The city makes a $13,000
error in charging Donna Kim's
parents no interest and a
low home-loan rate

By Gordon Y.K. Pang


City attorneys are investigating whether the parents of Councilwoman Donna Mercado Kim owe about $13,000 on a home loan that was improperly calculated by the city.

The initial $33,000 borrowed by Andrew and Lily Kim for improvements on their Moanalua home came out of the city's rehabilitation loan program in 1993.

After a media inquiry last week, it was discovered that the Kims should have been paying 4 percent interest on the loan, or about $244 a month, including part of the principal, city spokeswoman Carol Costa said.

Instead, they have been paying no interest and $25 each month under a "partially deferred payment" system, Costa said.

Different payment rates are offered, based on income. The Kims received additional income that mistakenly had not been calculated, said Costa.

Because the mistake was made by the city, Costa said, the corporation counsel's office is looking into the matter to determine whether the Kims need to pay some, or all, of the miscalculated amount.

Attorneys also will determine whether the Kims need to pay the correct monthly amount and interest, she said.

Councilwoman Kim is of town for the holidays and could not be reached for comment. Andrew and Lily Kim had no comment last night.

The rehabilitation loan program lends as much as $60,000 in federal housing money to low- and moderate-income owner-occupants for improvements such as repairs and reroofing. Rates may reach 6 percent, depending on gross household income of owner-occupants.

Costa noted while Donna Kim is a co-owner of the house, she does not live there and her income does not factor into the calculation.

About 50 loans made to other homeowners in recent years also were checked randomly during the weekend, Costa said.
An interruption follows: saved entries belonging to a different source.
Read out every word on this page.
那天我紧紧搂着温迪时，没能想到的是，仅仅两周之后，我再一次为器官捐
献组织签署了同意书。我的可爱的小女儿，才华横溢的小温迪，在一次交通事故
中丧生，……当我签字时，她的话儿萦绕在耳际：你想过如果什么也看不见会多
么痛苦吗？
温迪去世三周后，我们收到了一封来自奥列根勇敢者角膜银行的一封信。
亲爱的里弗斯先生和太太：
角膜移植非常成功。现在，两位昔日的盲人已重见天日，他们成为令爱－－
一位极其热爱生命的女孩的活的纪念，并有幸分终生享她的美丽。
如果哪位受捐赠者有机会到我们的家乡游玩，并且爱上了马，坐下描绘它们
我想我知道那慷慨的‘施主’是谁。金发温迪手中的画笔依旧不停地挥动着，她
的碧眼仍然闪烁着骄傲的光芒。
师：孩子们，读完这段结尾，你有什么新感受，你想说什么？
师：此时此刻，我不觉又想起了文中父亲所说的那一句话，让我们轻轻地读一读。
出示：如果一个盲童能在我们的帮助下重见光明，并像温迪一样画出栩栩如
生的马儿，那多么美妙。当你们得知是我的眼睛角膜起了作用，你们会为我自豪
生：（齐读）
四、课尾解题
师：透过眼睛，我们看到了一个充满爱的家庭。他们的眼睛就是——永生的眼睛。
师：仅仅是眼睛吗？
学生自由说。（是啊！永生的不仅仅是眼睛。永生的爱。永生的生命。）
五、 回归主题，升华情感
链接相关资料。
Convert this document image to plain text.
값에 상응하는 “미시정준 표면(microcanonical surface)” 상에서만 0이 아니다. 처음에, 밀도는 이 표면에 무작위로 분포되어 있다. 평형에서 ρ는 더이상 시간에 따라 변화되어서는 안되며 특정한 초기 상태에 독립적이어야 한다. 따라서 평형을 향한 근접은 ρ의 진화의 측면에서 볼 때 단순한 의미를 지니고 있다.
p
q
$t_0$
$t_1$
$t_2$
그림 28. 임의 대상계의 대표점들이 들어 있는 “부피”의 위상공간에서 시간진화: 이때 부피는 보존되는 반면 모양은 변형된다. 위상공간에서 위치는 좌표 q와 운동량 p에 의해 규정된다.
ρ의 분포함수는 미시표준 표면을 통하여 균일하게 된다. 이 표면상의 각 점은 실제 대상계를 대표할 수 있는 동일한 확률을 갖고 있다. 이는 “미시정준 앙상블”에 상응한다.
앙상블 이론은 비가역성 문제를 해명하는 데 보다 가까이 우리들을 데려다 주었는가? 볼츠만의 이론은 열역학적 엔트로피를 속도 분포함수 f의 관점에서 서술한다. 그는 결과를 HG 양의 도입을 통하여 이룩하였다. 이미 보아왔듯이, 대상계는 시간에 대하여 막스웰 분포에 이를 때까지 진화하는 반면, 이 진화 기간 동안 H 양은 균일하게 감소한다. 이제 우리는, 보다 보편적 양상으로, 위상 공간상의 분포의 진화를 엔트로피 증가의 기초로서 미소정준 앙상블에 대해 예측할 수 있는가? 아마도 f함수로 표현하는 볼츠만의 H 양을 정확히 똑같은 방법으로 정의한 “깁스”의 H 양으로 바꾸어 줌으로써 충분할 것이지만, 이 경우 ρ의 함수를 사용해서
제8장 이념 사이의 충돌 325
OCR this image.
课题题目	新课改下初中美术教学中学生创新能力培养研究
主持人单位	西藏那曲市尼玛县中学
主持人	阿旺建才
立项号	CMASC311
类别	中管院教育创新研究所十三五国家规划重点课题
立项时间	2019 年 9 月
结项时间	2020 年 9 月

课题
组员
Of those, only one had a "minor discrepancy," although Costa said she did not know the specifics.

Mayor Jeremy Harris' administration began looking into the rehabilitation loans after reports that the program was being investigated by city prosecutors in connection with the Ewa Villages scandal involving misused city relocation funds.

Police and prosecutors have not found evidence of criminal wrongdoing involving the rehabilitation program, Deputy Prosecuting Attorney Christopher Young said.

Nonetheless, he said, "we are continuing to investigate all projects involving (fired city housing official) Michael Kahapea and any other players involved in the Ewa Villages investigation."

Costa said there is no connection between the Kim discrepancy and any prosecutorial investigation.